Different Worlds magazine

We did know that some games were more popular than others. D&D was always the default, and games that got coverage in magazines like The Dragon, White Dwarf, and Different Worlds, or appeared in the session schedules for the handful of regional game conventions we attended were assumed to be relatively popular. But if anything, knowing that a game we played wasn’t all that well-known became something of a badge of pride for us. Playing Aftermath! in particular, with its insane crunch and anti-heroic premise, was to us akin to listening to a rare British import XTC 45 RPM single.

Secrets

I’ve read that this attachment to the obscure goes hand in hand with a Gen X fixation on authenticity, and there’s probably something to that. My friends and I were generally mistrustful of the dominant paradigm. To us pop music sucked, feathered hair sucked, mall culture sucked. That which was popular was often (but not always – we were as into The Terminator and Aliens as anyone) viewed as inauthentic, plastic, sterile. So we listened to obscure bands, disregarded fashion, and played games instead of going to the mall.

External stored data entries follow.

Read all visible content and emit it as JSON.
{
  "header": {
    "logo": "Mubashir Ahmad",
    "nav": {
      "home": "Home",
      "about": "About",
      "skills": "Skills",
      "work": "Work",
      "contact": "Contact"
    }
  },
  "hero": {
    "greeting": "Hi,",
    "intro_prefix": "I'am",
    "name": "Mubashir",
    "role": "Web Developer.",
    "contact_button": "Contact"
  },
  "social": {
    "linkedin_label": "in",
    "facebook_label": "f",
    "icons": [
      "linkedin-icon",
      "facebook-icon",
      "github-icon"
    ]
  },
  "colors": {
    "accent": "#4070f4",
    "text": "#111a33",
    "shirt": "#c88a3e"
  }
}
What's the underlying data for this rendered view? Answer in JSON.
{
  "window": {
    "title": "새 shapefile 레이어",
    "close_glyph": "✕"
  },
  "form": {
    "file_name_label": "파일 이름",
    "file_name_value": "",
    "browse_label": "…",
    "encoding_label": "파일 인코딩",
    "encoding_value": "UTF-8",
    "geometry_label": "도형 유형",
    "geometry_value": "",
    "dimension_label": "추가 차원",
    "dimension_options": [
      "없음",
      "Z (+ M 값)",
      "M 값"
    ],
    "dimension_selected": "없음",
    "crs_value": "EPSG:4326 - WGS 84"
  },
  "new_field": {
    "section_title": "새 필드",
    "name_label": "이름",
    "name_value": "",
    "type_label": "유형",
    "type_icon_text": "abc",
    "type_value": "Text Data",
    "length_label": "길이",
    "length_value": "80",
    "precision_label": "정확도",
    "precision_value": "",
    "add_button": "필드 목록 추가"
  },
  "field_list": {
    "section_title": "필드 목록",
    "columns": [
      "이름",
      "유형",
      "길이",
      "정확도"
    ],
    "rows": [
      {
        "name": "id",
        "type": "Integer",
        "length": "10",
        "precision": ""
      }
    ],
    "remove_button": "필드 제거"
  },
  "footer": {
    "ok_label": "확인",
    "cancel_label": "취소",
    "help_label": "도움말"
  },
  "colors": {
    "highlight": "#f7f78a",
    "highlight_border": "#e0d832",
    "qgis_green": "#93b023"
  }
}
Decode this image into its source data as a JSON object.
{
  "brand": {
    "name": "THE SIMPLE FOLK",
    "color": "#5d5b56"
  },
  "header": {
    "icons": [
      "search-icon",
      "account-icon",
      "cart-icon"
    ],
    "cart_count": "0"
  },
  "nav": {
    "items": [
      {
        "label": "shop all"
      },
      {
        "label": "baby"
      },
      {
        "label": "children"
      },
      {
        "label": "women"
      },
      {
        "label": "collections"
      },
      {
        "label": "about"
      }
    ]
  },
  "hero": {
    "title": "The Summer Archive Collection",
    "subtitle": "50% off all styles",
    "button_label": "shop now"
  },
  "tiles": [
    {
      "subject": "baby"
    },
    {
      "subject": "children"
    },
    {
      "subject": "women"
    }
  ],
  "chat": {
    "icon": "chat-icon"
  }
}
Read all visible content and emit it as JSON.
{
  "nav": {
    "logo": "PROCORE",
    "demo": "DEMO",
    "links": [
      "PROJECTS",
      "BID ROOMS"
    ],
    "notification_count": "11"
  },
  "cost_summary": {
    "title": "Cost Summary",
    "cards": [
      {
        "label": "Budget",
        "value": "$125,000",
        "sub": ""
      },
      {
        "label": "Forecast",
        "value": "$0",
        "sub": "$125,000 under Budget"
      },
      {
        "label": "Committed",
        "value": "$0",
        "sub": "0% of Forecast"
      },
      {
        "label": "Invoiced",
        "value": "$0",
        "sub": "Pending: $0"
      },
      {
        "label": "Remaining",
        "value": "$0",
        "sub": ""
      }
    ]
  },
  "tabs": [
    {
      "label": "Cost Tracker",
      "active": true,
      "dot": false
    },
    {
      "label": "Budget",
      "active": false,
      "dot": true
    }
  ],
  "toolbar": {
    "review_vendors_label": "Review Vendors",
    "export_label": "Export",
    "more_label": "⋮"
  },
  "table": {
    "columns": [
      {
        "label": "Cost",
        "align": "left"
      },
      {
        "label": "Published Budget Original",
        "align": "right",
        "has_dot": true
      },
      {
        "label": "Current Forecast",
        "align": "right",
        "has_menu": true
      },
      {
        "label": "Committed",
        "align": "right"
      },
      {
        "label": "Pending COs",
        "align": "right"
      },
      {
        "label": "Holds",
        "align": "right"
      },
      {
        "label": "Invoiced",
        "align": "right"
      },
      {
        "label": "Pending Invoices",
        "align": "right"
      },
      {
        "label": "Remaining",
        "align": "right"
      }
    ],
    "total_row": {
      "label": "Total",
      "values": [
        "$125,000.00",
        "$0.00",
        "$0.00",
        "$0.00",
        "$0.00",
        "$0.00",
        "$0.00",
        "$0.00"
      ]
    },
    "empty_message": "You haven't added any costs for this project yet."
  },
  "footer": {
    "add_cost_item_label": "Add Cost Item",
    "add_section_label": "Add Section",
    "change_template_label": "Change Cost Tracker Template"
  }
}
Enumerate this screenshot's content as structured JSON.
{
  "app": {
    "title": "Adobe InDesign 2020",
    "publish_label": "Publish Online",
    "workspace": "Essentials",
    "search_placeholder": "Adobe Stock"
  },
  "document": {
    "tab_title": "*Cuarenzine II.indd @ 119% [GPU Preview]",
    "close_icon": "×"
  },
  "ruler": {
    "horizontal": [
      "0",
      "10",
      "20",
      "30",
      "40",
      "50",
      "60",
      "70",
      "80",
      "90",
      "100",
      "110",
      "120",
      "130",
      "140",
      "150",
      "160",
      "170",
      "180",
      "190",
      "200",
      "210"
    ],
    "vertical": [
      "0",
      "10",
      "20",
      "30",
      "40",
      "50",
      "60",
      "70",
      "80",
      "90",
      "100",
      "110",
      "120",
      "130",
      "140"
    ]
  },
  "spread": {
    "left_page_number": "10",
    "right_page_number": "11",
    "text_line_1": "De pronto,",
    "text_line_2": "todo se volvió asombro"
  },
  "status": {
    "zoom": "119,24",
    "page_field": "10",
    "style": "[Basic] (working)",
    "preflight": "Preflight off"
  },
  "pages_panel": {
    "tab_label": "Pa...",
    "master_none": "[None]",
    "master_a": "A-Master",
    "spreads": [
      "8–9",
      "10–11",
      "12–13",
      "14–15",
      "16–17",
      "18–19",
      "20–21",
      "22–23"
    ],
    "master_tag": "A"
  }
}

The mall in Fast Times at Ridgmont High

The word obscure bears examination in this context. I’m not sure it’s possible for anything to be obscure any more, at least not for long. Everyone now knows what everyone else is doing. A product or activity or interest can fly under the radar for a while, but eventually it will get noticed and will immediately become part of the Zeitgeist. If three people deep in the Alaskan hinterland are conducting cold fusion experiments using grizzly bear carcasses, it’ll show up on TikTok eventually.

But in the 80s anything that wasn’t broadcast on one of a few TV and radio radio stations, or written about in a newspaper or magazine, could only be discovered through direct, person-to-person word of mouth. In other words, until one of a handful of engines of mass media discovered a subculture, that subculture was obscure to everyone but its members.

On the Outside

Unfortunately these subcultures were often poorly understood and explained by mass media outlets, many of which fed the absurdities of the Satanic Panic. Thankfully that circus of stupidity didn’t really affect my community (another artifact of history: in the 80s the term “my community” meant “where I physically live”), at least from my vantage point. I didn’t know of anyone who wasn’t allowed to play tabletop RPGs, and one of my early gaming buddies was the son of a pretty conservative Mormon father who also happened to be a sheriff’s deputy. He was happy that we spent our time in his garage playing games rather than “getting into trouble,” as he put it.

The Hellfire Club

However, that didn’t mean we advertised our involvement in what were then called “fantasy roleplaying games”. Watching Stranger Things I can’t help but laugh at the notion of wearing game club tshirts. Uh, no. While we were snobbishly proud of the fact that we’d moved on from D&D, and we spent countless hours prepping for and playing games, that didn’t mean we wanted to invite judgment from our classmates.

Sitting around at a table rolling dice and imagining adventures was absolutely uncool. Teenagers may have been savvy enough to understand that there was nothing demonic going on, but tabletop roleplaying was still obscure to those who’d never played one. Therefore it was on some level unknowable, and because it was unknowable, the appropriate teenage response was ridicule. And the best way to avoid ridicule was to keep that fantasy roleplaying business in the group and avoid advertising it to the rest of the world.

Through Being Cool

With this in mind, it may sound bizarre to anyone born after the mid-90s, but the inscrutability of tabletop roleplaying to outsiders was also part of its allure for us. Social groups are defined not just by who is included, but also by who they exclude. My group of friends played tabletop RPGs, and anyone who looked down on that activity or mocked it or at the very least didn’t have an open mind to it wouldn’t be allowed into the group.

We probably would have felt a lot more comfortable had we been able to discuss the Orlanth/Yelm feud or the details of our house rules for armor layering in public without fear of ridicule. But I’m not sure we would have wanted our hobby to be so widely accepted that it didn’t carry some social risk, either.